Need an outlet to share all the degenerate things ive been doing
Hi! Im Kelsey and i just turned 19 about two weeks ago. I have some issues and dont really have anyone to talk to about it. My parents are very very religious and i dont know what they would do if they found out about the issues im having, so i keep it secret from everyone in my life.
I was looking online to see if i could find a place where other girls might post stories similar to mine, and i found this site. I guess this will have to do as far as getting to tell someone… anyone…. about the things i do.
I would like to call it a bad habit, but i suspect its more than likely probably an addiction by now, with how extreme it is…
So basically.. My parents and my siblings and everyone i know, assumes that im 100% a virgin, waiting till marriage, like people do when they are highly religious like my parents.. But the truth is that im not like them.. At all.. Actually, im quite the opposite. I might as well just go ahead and say it.
For about the last 4 years or so, ive been having an extreme amount of sex with an extreme amount of different men. It started midway through highschool and after that first one.. I kinda just… Went crazy with it…. And the other part of it that makes it even worse, is that all the sex ive had was unprotected. In the 4 years ive been sexually active, i have never once had protected sex.
I think ive had sex with somewhere around 80 or 90 different guys so far and not one of them ever used a condom. I mean.. Some of them tried to… But i kinda talked them out of it by telling them that im on birth control. And the truth is that ive never been on birth control.
Ive been straight up lying to every single one, telling them im on birth control so they wont use a condom and I always ask them to cum inside me. Its not that i want to get pregnant or anything, its just that the super high risk sex turns me on so so much and feels so much better. Ive even made a habit out of specifically seeking out new guys to fuck when i know im ovulating.

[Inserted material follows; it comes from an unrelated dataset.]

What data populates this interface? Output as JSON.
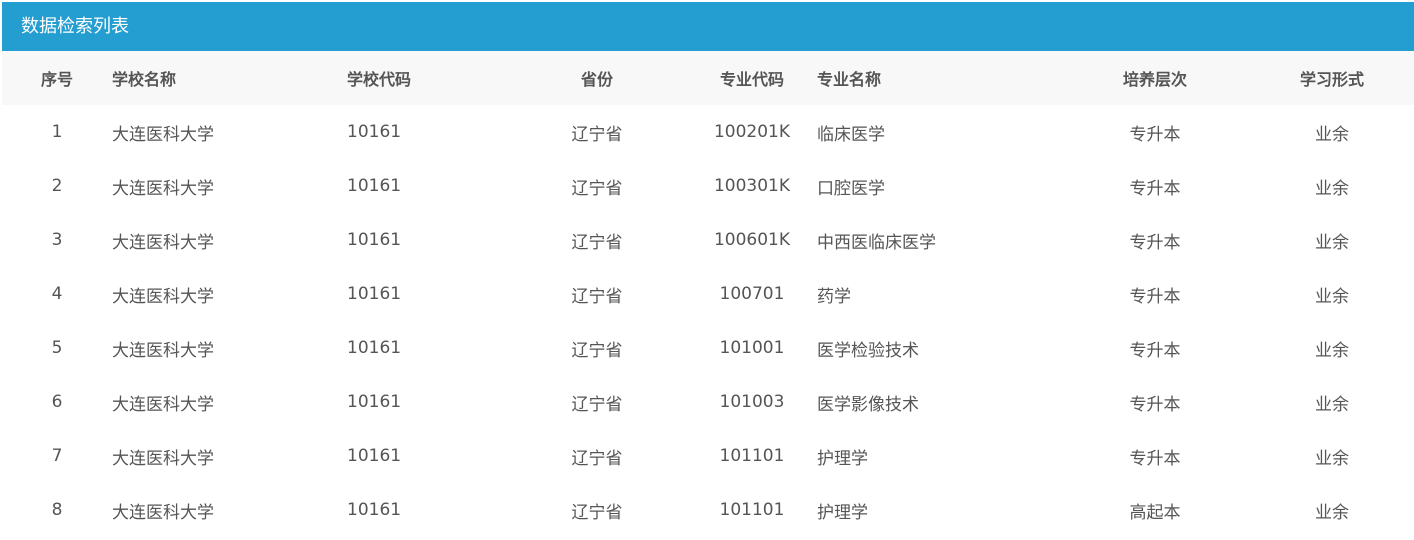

Basically im addicted to having random strangers cum inside me without being on birth control. Its extremely excessive too… like for example. Yesterday i had unprotected sex with two different guys a couple of hours apart from eachother. One was a guy a see semi-regularly. But the other one a few hours later was just some random guy i met at starbucks. We started talking in line and he asked me if i wanted to drink our coffee together and about an hour later, i was in the back seat of his truck, lying to him to get him to cum inside me, even though i already had some other guy cum in me about 3 or 4 hours before that.

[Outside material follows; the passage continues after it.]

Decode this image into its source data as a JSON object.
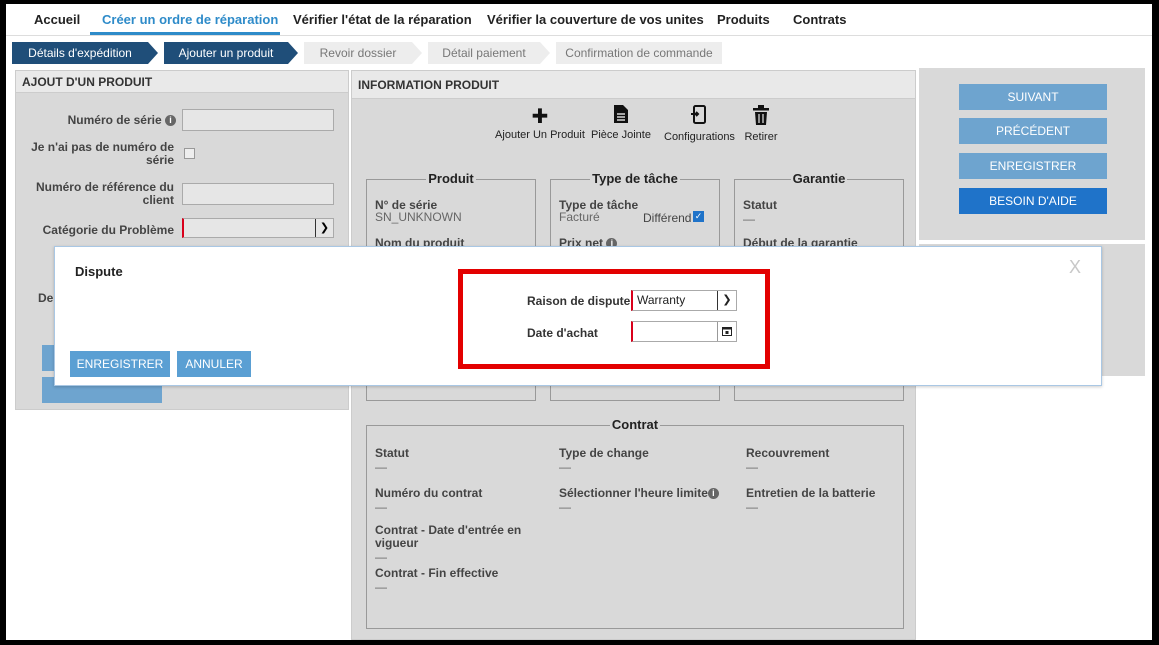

I know its wrong and risky but i dont really want to stop my behaviors. I truly enjoy being a slut. I truly enjoy having unprotected sex with lots of random strangers all the time. I enjoy knowing that im not on birth control while they are cuming inside me. And i plan on continuing to do this..
Actually i find that im regularly increasing the amount of guys i have sex with every week. I find that im lowering my standards on a regular basis and pretty much flirting with any guy who looks interested. The guy at starbucks was probably 60 years old and obviously had a wedding ring on, but i didnt care. Im pretty much willing to open my legs for anything that has a dick.
And i hear that alot of permiscuous women dont kiss all the guys they sleep with, but i do. I absolutely love kissing them. Lots of tongue. And i always always always cum so so hard when they finally finish inside of me.
Most of the guys give me their number afterwards, but i rarely call the randoms for another go… I enjoy having sex with strangers mostly. I have one or two regulars i keep around from time to time, but the vast majority of guys i have sex with are guys i have just met, have sex with once and never see again.
And i love finding more than one stranger in a single day. My record is 4 randoms in one 24 hour day. And they werent like, doing me at the same time or anything. 4 separate encounters and they all came inside me and i didnt even like, clean myself up between any of them. Its just so gratifying walking around with 4 different random strangers cum inside me. I just absolutely love being a cum slut for anyone at all who wants to cum inside me.
Something else i do alot is ill kinda randomly stick my hand down my panties and stick a finger inside myself and coat it with whoevers cum is in there, then ill stick my finger in my mouth and lick the cum off and swallow it. I do this in public alot. While im driving or in the isles of grocery stores. Its just become a habit of mine to get a taste of it to remind me that its inside me.
So i recently started picking up my nephew from his Wednesday afternoon church group and i have to sit in a long car line with all people picking up kids and for some reason ive started masturbating while in line waiting to pick him up in the church parking lot. At first i was just putting my hand down my shorts and rubbing my clit till I came, but after a few times, i changed it up. Now, when i pull into the car line, i immediately pull my shorts and panties all the way down and slip them off my feet and into the floorboard, then i spread my legs wide and finger myself hard while everyone walks around my car. Theres been once or twice when one of the church people has come up to my window to chat with me and ill sit there and discretely finger myself while im talking to them. Then ill put my bottoms back on when i finally get close to the pick up area.
Im also guilty of fucking guys that i probably shouldn’t be fucking… my best friend’s father… my best friend’s brother… My sisters boyfriend… my sisters boyfriend’s brother… my sister’s boyfriend’s father.
Yeah, do see now what i mean when i say its extreme… its pretty much any willing dick will go inside me and blow their load. And i absolutely love it. Im sure ill eventually get caught.. but oh well.